The Quietudinal Service — Quietus, as it was usually called — dealt with the dead. The dead outnumbered the living in the greater galaxy by some distance, if you added up all those individuals existing in the various Afterlives the many different civilisations had created over the millennia. Happily — mercifully — the dead generally tended to keep themselves to themselves and caused relatively little trouble compared to those for whom the Real was still the place to exist within and try to exploit. However, the sheer scale of their numbers ensured that important issues involving the deceased still arose now and again; the dead Quietus dealt with might be technically departed, but they were, sometimes, far from quiet.
A lot of the time such matters were effectively about legality, even about definitions; in a lot of societies the principal difference between a live virtual person — possibly just passing through, as it were, between bodies, back in the Real — and a dead virtual person was that the latter had no right to property or any other kind of ownership outside of their own simulated realm. Perhaps not unnaturally, there were those amongst the dead who found such a distinction unfair. This sort of thing could lead to trouble, but Quietus was skilled in dealing with the results.

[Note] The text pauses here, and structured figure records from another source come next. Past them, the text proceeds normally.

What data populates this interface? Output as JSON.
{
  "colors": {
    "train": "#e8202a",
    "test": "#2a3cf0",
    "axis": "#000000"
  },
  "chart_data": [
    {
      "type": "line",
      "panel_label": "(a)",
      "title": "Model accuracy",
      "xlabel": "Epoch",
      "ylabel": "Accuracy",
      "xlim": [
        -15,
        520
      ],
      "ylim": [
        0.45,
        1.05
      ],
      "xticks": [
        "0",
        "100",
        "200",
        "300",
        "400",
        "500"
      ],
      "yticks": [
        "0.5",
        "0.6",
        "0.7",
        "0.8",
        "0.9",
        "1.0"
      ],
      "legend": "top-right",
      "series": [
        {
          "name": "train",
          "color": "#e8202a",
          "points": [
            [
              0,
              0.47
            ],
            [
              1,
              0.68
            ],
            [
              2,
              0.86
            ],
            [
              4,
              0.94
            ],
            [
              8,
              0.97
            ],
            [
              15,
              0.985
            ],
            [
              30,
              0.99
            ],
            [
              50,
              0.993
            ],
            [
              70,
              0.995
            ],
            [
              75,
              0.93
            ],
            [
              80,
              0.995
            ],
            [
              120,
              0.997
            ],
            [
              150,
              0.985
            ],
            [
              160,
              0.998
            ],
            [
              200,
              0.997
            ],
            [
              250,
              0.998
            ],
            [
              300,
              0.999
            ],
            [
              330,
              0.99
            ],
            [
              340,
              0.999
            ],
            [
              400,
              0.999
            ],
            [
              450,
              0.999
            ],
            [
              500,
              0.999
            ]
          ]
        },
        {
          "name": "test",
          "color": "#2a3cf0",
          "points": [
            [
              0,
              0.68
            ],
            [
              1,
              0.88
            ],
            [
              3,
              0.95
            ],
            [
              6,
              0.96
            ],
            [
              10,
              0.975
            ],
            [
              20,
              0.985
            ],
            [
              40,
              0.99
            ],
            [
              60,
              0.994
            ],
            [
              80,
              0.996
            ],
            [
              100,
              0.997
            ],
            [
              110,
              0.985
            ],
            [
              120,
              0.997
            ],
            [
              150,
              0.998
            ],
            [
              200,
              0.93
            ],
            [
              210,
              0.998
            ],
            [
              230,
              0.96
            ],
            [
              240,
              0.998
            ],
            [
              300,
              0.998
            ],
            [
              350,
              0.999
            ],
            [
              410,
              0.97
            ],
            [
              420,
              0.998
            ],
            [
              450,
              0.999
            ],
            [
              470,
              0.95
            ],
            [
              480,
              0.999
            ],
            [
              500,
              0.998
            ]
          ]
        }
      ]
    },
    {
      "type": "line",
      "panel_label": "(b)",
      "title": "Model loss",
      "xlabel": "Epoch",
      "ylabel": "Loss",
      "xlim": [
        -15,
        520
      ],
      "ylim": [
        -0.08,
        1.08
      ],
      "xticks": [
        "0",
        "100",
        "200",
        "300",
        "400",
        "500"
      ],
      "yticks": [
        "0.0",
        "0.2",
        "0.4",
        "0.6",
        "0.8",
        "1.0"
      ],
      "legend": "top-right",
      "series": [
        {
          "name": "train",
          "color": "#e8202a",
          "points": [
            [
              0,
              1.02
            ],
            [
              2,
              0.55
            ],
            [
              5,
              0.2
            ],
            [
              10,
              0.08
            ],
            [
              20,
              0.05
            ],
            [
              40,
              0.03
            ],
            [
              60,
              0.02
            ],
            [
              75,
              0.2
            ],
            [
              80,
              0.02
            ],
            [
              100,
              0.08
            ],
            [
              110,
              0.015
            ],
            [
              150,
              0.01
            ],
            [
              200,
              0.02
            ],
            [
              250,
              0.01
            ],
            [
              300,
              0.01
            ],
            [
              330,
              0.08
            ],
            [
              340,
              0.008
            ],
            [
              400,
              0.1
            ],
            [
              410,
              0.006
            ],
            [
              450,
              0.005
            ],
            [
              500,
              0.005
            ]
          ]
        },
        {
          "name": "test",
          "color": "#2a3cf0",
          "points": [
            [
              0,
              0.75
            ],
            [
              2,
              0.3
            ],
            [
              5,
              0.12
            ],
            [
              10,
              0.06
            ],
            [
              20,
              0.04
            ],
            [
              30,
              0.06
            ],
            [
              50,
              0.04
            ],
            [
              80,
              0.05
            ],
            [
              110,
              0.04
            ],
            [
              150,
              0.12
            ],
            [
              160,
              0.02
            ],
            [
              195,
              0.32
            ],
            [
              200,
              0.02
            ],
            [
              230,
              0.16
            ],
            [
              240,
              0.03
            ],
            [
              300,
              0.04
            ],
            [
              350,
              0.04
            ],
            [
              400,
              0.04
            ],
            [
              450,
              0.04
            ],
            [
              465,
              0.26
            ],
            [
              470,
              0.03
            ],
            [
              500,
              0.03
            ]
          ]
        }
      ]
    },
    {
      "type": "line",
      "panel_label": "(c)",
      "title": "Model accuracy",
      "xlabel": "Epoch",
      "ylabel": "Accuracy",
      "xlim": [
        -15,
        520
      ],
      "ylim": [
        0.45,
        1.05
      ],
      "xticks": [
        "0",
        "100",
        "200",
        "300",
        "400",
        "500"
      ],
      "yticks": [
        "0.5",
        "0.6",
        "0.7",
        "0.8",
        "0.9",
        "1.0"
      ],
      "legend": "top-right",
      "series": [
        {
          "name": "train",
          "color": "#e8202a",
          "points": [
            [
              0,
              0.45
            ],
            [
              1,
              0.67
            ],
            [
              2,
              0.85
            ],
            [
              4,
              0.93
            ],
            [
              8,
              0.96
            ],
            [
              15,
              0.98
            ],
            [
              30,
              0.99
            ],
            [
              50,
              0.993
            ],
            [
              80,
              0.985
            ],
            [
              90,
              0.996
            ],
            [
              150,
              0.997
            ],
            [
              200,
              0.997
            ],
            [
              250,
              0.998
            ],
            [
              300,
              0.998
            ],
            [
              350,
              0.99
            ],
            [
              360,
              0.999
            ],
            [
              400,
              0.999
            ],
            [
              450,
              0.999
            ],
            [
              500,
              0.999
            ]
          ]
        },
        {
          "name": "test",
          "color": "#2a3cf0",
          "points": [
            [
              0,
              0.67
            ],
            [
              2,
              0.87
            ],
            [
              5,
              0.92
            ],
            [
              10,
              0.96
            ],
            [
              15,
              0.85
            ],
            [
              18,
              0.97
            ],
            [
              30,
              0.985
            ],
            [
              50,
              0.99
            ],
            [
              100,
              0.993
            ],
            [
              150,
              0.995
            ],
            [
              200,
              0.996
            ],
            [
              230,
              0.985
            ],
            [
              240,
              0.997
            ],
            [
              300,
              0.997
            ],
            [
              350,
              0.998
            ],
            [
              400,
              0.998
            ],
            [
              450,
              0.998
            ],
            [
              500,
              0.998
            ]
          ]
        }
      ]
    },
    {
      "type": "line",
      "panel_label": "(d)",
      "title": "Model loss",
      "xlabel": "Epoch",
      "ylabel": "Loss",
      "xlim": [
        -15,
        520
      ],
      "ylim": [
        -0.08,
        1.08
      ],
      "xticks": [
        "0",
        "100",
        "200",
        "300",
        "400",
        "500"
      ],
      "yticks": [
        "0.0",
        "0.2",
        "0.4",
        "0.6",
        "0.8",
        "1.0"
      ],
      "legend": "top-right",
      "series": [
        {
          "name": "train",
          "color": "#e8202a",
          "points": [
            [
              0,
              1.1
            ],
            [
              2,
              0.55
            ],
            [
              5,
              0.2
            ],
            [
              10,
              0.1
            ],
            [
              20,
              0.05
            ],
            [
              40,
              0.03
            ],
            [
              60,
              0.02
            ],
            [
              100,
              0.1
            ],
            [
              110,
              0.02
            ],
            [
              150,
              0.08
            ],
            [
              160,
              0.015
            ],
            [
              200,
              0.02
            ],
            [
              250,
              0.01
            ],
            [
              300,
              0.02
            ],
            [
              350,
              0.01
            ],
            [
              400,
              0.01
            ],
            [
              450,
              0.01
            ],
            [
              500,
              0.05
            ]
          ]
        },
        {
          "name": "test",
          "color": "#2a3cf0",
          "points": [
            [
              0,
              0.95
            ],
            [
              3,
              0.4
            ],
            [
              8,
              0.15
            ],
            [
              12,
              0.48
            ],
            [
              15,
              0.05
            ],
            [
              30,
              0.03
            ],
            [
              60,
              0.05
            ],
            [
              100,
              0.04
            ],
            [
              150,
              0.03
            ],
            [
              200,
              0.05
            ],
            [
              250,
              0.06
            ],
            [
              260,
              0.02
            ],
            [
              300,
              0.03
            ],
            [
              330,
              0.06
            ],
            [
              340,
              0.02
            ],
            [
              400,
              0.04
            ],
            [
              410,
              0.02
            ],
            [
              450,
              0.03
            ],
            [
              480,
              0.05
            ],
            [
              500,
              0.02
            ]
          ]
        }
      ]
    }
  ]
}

Relatively small in terms of ships and personnel, Quietus could nevertheless call on whole catalogued suites of dead but preserved experts and expert systems — not all of which were even pan-human in origin — to help them deal with such matters, bringing them back from their fun-filled retirement or out of suspended animation, where they had left instructions that they were ready to be revived if they could be of use when circumstances required.
Slanged as “Probate” by some of those in SC, Quietus had links with Special Circumstances, but regarded itself as a more specialised service than its much older and larger sibling utility. Most of the humans within Quietus regarded any links with SC as deplorable in essence and only very occasionally necessary, if ever. Some just plain looked down on Special Circumstances. Theirs, they felt, was a higher, more refined calling and their demeanour, behaviour, appearance and even dress reflected this.
Quietus ships added the letters OAQS — for On Active Quietudinal Service — to their names while they were so employed, and usually took on a monochrome outer guise, either pure shining white in appearance or glossily black. They even moved quietly, adjusting the configuration of their engine fields to produce the minimum amount of disturbance both on the sub-universal energy grid and the 3D skein of real space. Normal Culture ships either went for maximum efficiency or the always popular let’s-see-what-we-can-squeeze-out-of-these-babies approach.
Similarly, the human and other biological operatives of Quietus were expected to be sober, serious people while they were on duty, and to dress appropriately.
It was to this division of Contact that Yime belonged.
Your full attention, indeed. Oh well. Rather than reply, Yime just nodded.